Allá, a lo lejos, se distinguen dos, tres, cuatro puntos… se mueven, avanzan, se acercan… ¿será ella? ¿Quién era ella?… Una mujer; la mujer, cualquiera; pero toda una mujer; respetable, idealizada… la manzana de ceniza, tal vez, que… no se monda.

El amor era eso… hacer el oso. ¡Siempre el oso! Nada más que eso. Es claro que, en la juventud primera, Servando había amado con fuerza, creyendo; idealizando siempre, pero deseando, esperando. Pero con aquello no había que contar… Aquellos paraísos perdidos no aguardaban redención; no volvían. Eso es, pasa, no vuelve… Hasta acordarse de ello hace daño. A otra cosa. Los ojos, los ojos a distancia. No había más.

El oso, el verdadero, el tenaz, es provinciano. Sin saber por qué a punto fijo, Servando comprendía el amor del oso provinciano, sin mañana, porque mañana es como hoy, sin finalidad, como el arte, según Kant, el fin sin fin, le comparaba a los cánticos del coro de los canónigos en la catedral.

Aquel alabar a Dios por costumbre, por deber, por oficio, sin arrebatos líricos, con respeto, con más somnolencia que misticismo, se parecía al oso eterno, a que él se consagraba en la calle, en el paseo, en el teatro, en el baile. Los canónigos alaban a Dios sin acordarse de la recíproca; no esperan, por lo regular, ninguna recompensa sobrenatural por la justa corte que hacen al Señor.

Tampoco Servando esperaba nada de la mujer a quien miraba de lejos con una constancia que sólo tiene el vacío.

En su pueblo, en su vieja y aburrida ciudad querida, mansión propicia para filósofos previamente desencantados, había notado Guardiola que mucha clase de relaciones sociales se parecían a las del oso por la falta de comunicación oral o escrita entre personas y personas.

Años y años veía él ciertos convecinos a quienes no trataba, porque no había habido ocasión para ello, ni deseo de lograrla; los veía todos, todos los días; sabía su vida entera, sus costumbres, sus gustos; eran para él imágenes familiares, que le cansaban por lo repetidas, y que, no obstante, contribuían a la plácida sensación de bienestar local que sólo en su pueblo satisfacía.

Se estimaban sin decírselo, sin saberlo, él y aquellos desconocidos que conocía como a hermanos; y sin embargo, jamás cruzó palabra ni un saludo.

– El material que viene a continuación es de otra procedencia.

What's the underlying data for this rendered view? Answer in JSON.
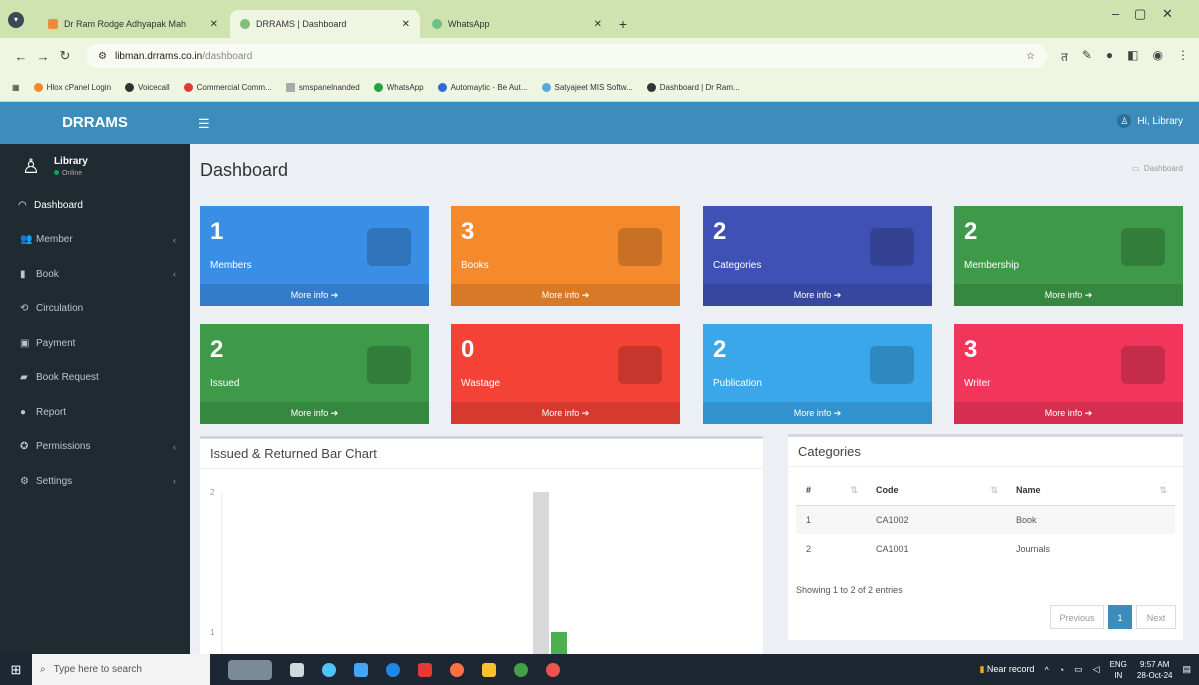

No había ocasión.

A lo mejor una gacetilla anunciaba la grave enfermedad de aquel señor a quien, en efecto, Servando había notado un poco alicaído… Al obscurecer, una campanilla; el Viático. A veces Guardiola llevaba el Señor al enfermo… ¡Uno menos! Moría aquel convecino a quien jamás había hablado… Y dejaba un vacío. Y así otros, y otros. Y parecía nada, y sin embargo, la tristeza, la soledad que iba encontrando en el teatro, en los paseos solemnes de los días de fiesta no era causada exclusivamente por la edad que se le echaba encima; también contribuía a aislarle aquella ausencia de los desconocidos familiares, con quien no había hablado nunca.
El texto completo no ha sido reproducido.